Durant’s treatment of philosophers does exactly the opposite. In Durant’s hands, philosophers are mere pundits, who spout theories left and right without taking the time to justify them. Durant’s chapters on their ideas are mere liturgies of opinions; and the final impression is that philosophy is just the art of having pompous and high-sounding views about grandiose subjects. It is absolutely worthless to know that Plato believed in a world of ideal forms without knowing why he did so; and the same goes for every other philosopher’s view. This emphasis on reason and argument is what separates philosophy from philosophizing; but you will find almost exclusively the latter in this book.

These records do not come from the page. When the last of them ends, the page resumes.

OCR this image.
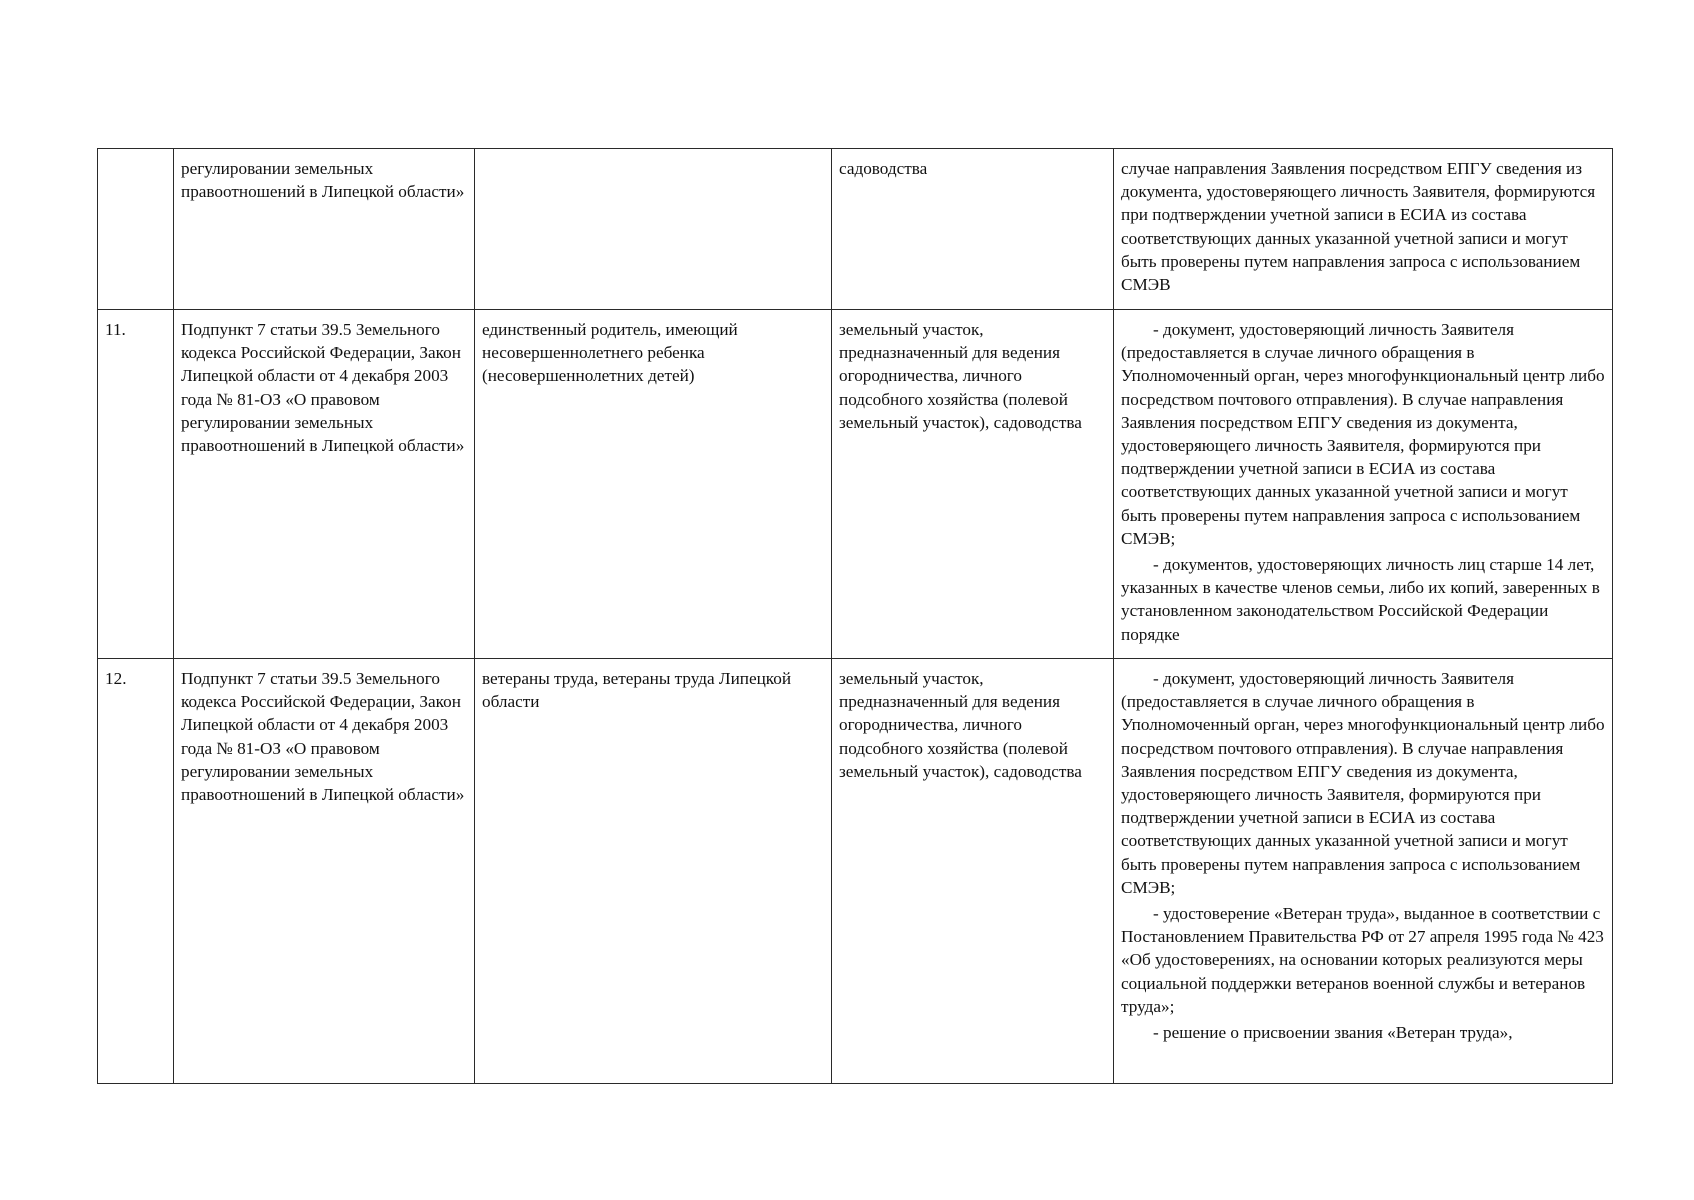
	регулировании земельных правоотношений в Липецкой области»		садоводства	случае направления Заявления посредством ЕПГУ сведения из документа, удостоверяющего личность Заявителя, формируются при подтверждении учетной записи в ЕСИА из состава соответствующих данных указанной учетной записи и могут быть проверены путем направления запроса с использованием СМЭВ

11.	Подпункт 7 статьи 39.5 Земельного кодекса Российской Федерации, Закон Липецкой области от 4 декабря 2003 года № 81-ОЗ «О правовом регулировании земельных правоотношений в Липецкой области»	единственный родитель, имеющий несовершеннолетнего ребенка (несовершеннолетних детей)	земельный участок, предназначенный для ведения огородничества, личного подсобного хозяйства (полевой земельный участок), садоводства	- документ, удостоверяющий личность Заявителя (предоставляется в случае личного обращения в Уполномоченный орган, через многофункциональный центр либо посредством почтового отправления). В случае направления Заявления посредством ЕПГУ сведения из документа, удостоверяющего личность Заявителя, формируются при подтверждении учетной записи в ЕСИА из состава соответствующих данных указанной учетной записи и могут быть проверены путем направления запроса с использованием СМЭВ;
- документов, удостоверяющих личность лиц старше 14 лет, указанных в качестве членов семьи, либо их копий, заверенных в установленном законодательством Российской Федерации порядке

12.	Подпункт 7 статьи 39.5 Земельного кодекса Российской Федерации, Закон Липецкой области от 4 декабря 2003 года № 81-ОЗ «О правовом регулировании земельных правоотношений в Липецкой области»	ветераны труда, ветераны труда Липецкой области	земельный участок, предназначенный для ведения огородничества, личного подсобного хозяйства (полевой земельный участок), садоводства	- документ, удостоверяющий личность Заявителя (предоставляется в случае личного обращения в Уполномоченный орган, через многофункциональный центр либо посредством почтового отправления). В случае направления Заявления посредством ЕПГУ сведения из документа, удостоверяющего личность Заявителя, формируются при подтверждении учетной записи в ЕСИА из состава соответствующих данных указанной учетной записи и могут быть проверены путем направления запроса с использованием СМЭВ;
- удостоверение «Ветеран труда», выданное в соответствии с Постановлением Правительства РФ от 27 апреля 1995 года № 423 «Об удостоверениях, на основании которых реализуются меры социальной поддержки ветеранов военной службы и ветеранов труда»;
- решение о присвоении звания «Ветеран труда»,
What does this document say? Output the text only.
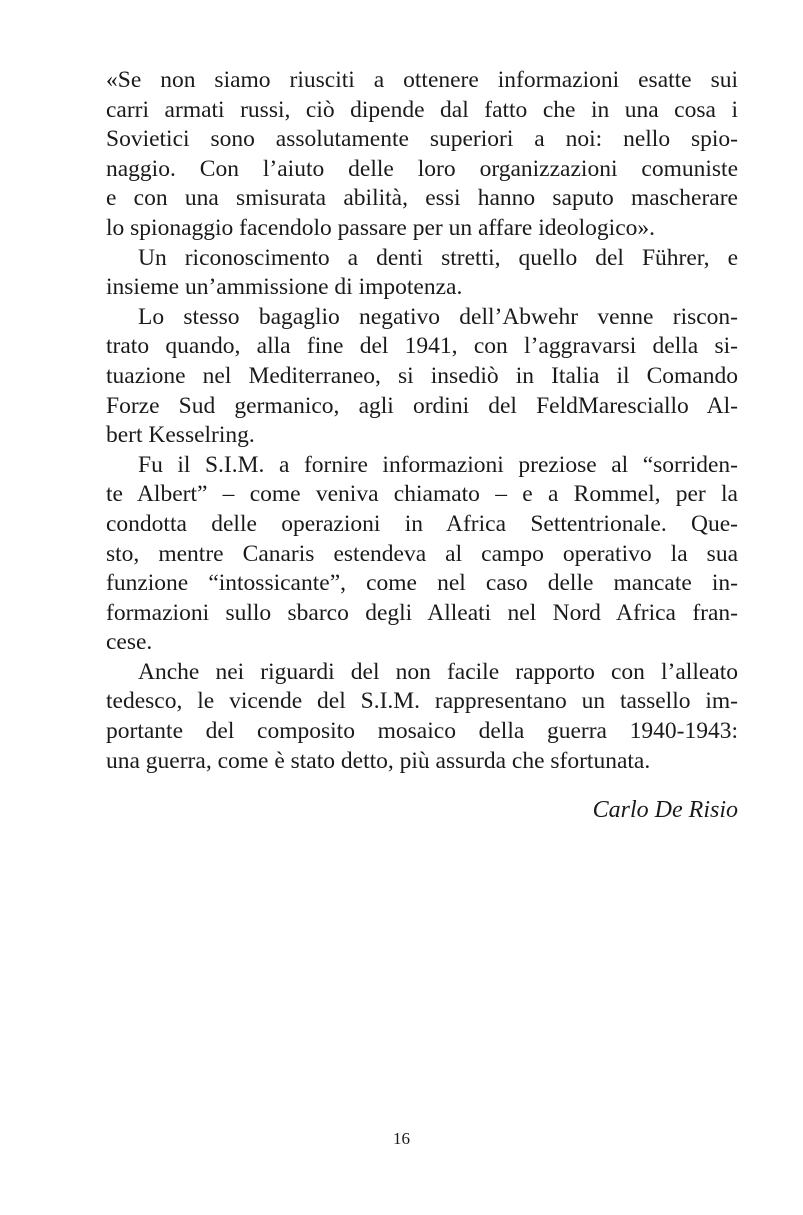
«Se non siamo riusciti a ottenere informazioni esatte sui
carri armati russi, ciò dipende dal fatto che in una cosa i
Sovietici sono assolutamente superiori a noi: nello spio-
naggio. Con l’aiuto delle loro organizzazioni comuniste
e con una smisurata abilità, essi hanno saputo mascherare
lo spionaggio facendolo passare per un affare ideologico».
Un riconoscimento a denti stretti, quello del Führer, e
insieme un’ammissione di impotenza.
Lo stesso bagaglio negativo dell’Abwehr venne riscon-
trato quando, alla fine del 1941, con l’aggravarsi della si-
tuazione nel Mediterraneo, si insediò in Italia il Comando
Forze Sud germanico, agli ordini del FeldMaresciallo Al-
bert Kesselring.
Fu il S.I.M. a fornire informazioni preziose al “sorriden-
te Albert” – come veniva chiamato – e a Rommel, per la
condotta delle operazioni in Africa Settentrionale. Que-
sto, mentre Canaris estendeva al campo operativo la sua
funzione “intossicante”, come nel caso delle mancate in-
formazioni sullo sbarco degli Alleati nel Nord Africa fran-
cese.
Anche nei riguardi del non facile rapporto con l’alleato
tedesco, le vicende del S.I.M. rappresentano un tassello im-
portante del composito mosaico della guerra 1940-1943:
una guerra, come è stato detto, più assurda che sfortunata.
Carlo De Risio
16
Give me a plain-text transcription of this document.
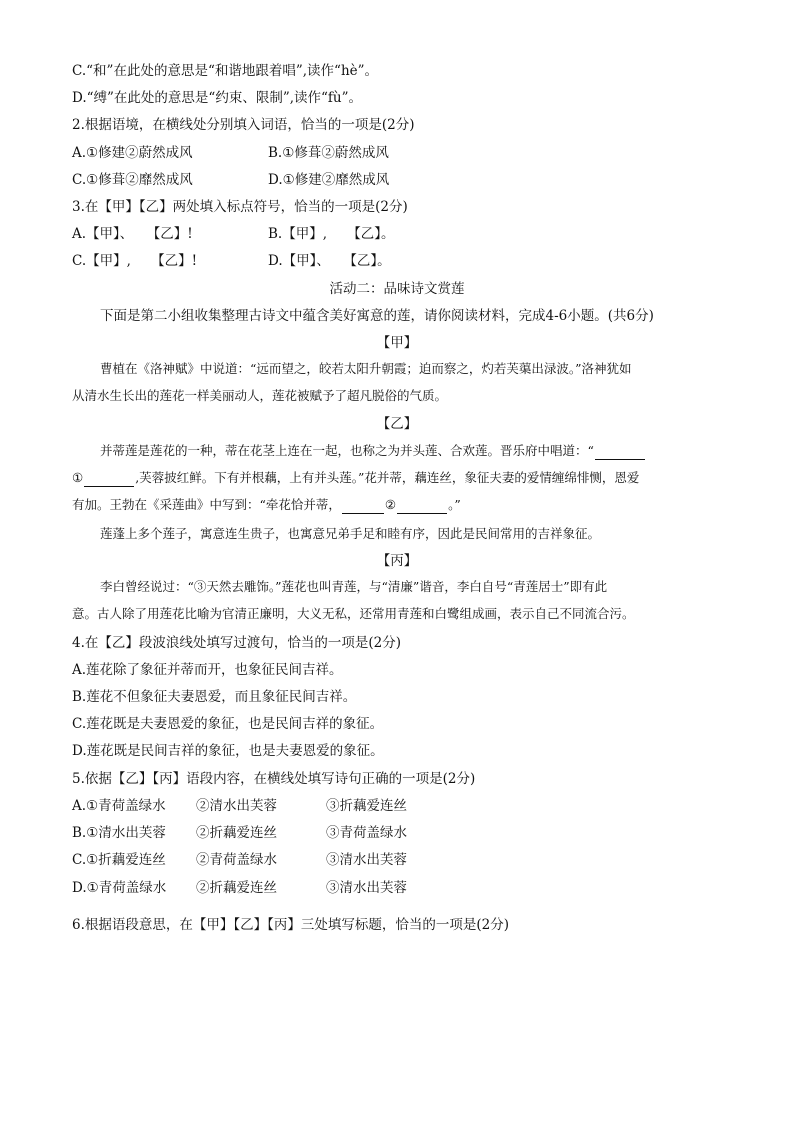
C.“和”在此处的意思是“和谐地跟着唱”,读作“hè”。
D.“缚”在此处的意思是“约束、限制”,读作“fù”。
2.根据语境，在横线处分别填入词语，恰当的一项是(2分)
A.①修建②蔚然成风	B.①修葺②蔚然成风
C.①修葺②靡然成风	D.①修建②靡然成风
3.在【甲】【乙】两处填入标点符号，恰当的一项是(2分)
A.【甲】、　　【乙】!	B.【甲】,　　【乙】。
C.【甲】,　　【乙】!	D.【甲】、　　【乙】。
活动二：品味诗文赏莲
下面是第二小组收集整理古诗文中蕴含美好寓意的莲，请你阅读材料，完成4-6小题。(共6分)
【甲】
曹植在《洛神赋》中说道：“远而望之，皎若太阳升朝霞；迫而察之，灼若芙蕖出渌波。”洛神犹如
从清水生长出的莲花一样美丽动人，莲花被赋予了超凡脱俗的气质。
【乙】
并蒂莲是莲花的一种，蒂在花茎上连在一起，也称之为并头莲、合欢莲。晋乐府中唱道：“
①	,芙蓉披红鲜。下有并根藕，上有并头莲。”花并蒂，藕连丝，象征夫妻的爱情缠绵悱恻，恩爱
有加。王勃在《采莲曲》中写到：“牵花恰并蒂，	②	。”
莲蓬上多个莲子，寓意连生贵子，也寓意兄弟手足和睦有序，因此是民间常用的吉祥象征。
【丙】
李白曾经说过：“③天然去雕饰。”莲花也叫青莲，与“清廉”谐音，李白自号“青莲居士”即有此
意。古人除了用莲花比喻为官清正廉明，大义无私，还常用青莲和白鹭组成画，表示自己不同流合污。
4.在【乙】段波浪线处填写过渡句，恰当的一项是(2分)
A.莲花除了象征并蒂而开，也象征民间吉祥。
B.莲花不但象征夫妻恩爱，而且象征民间吉祥。
C.莲花既是夫妻恩爱的象征，也是民间吉祥的象征。
D.莲花既是民间吉祥的象征，也是夫妻恩爱的象征。
5.依据【乙】【丙】语段内容，在横线处填写诗句正确的一项是(2分)
A.①青荷盖绿水 ②清水出芙蓉	③折藕爱连丝
B.①清水出芙蓉 ②折藕爱连丝	③青荷盖绿水
C.①折藕爱连丝 ②青荷盖绿水	③清水出芙蓉
D.①青荷盖绿水 ②折藕爱连丝	③清水出芙蓉
6.根据语段意思，在【甲】【乙】【丙】三处填写标题，恰当的一项是(2分)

I would be being unfair if I didn’t acknowledge that many of this book’s faults are due to its genesis. This book was originally published as a series of pamphlets for the Blue Book series, which were inexpensive paperbacks for worker education. This origin largely explains why this book contains such a huge chronological leap, from Aristotle all the way to Francis Bacon, and also why Durant continually emphasizes the practical over the theoretical, the biographical over the intellectual.

Less excusable, perhaps, was Durant’s choice to write a chapter on Voltaire, who wasn’t even a philosopher, and Herbert Spencer, who was obsolecent even back when this book was written. Much better would have been a chapter on John Locke, who formulated many of the ideas later endorsed by Voltaire, and John Stuart Mill, a contemporary of Herbert Spencer who has had a much more lasting effect on the subsequent history of philosophy. While I’m at it, I think a chapter on Descartes would have been much better than a chapter on Francis Bacon (who is a fairly minor figure in the history of philosophy), for Descartes was also a pioneer of science, as well as a great mathematician, not to mention the father of modern philosophy.

For these reason, I would much more highly recommend Russell’s History of Western Philosophy over this book, as Russell, being himself a philosopher, at least does his best to reconstruct the reasons for other philosophers’ views, even if Russell sometimes falls short in this task. (I also want to note, in passing, that Durant considers Russell’s early work in logic and mathematics to be pure hogwash, whereas most philosophers today consider that to be Russell’s most enduring work.)

The only place that Durant surpasses Russell is in his chapter on Kant, which I think is a truly excellent piece of work, and a good place to start for any students seeking to understand that obscure German metaphysician. Other than this brief flash of sunlight, the rest of this book is nothing but passing storm clouds, rumbling ominously, constantly threatening to rain, and yet passing overhead with nary a drop, leaving us as parched as they found us.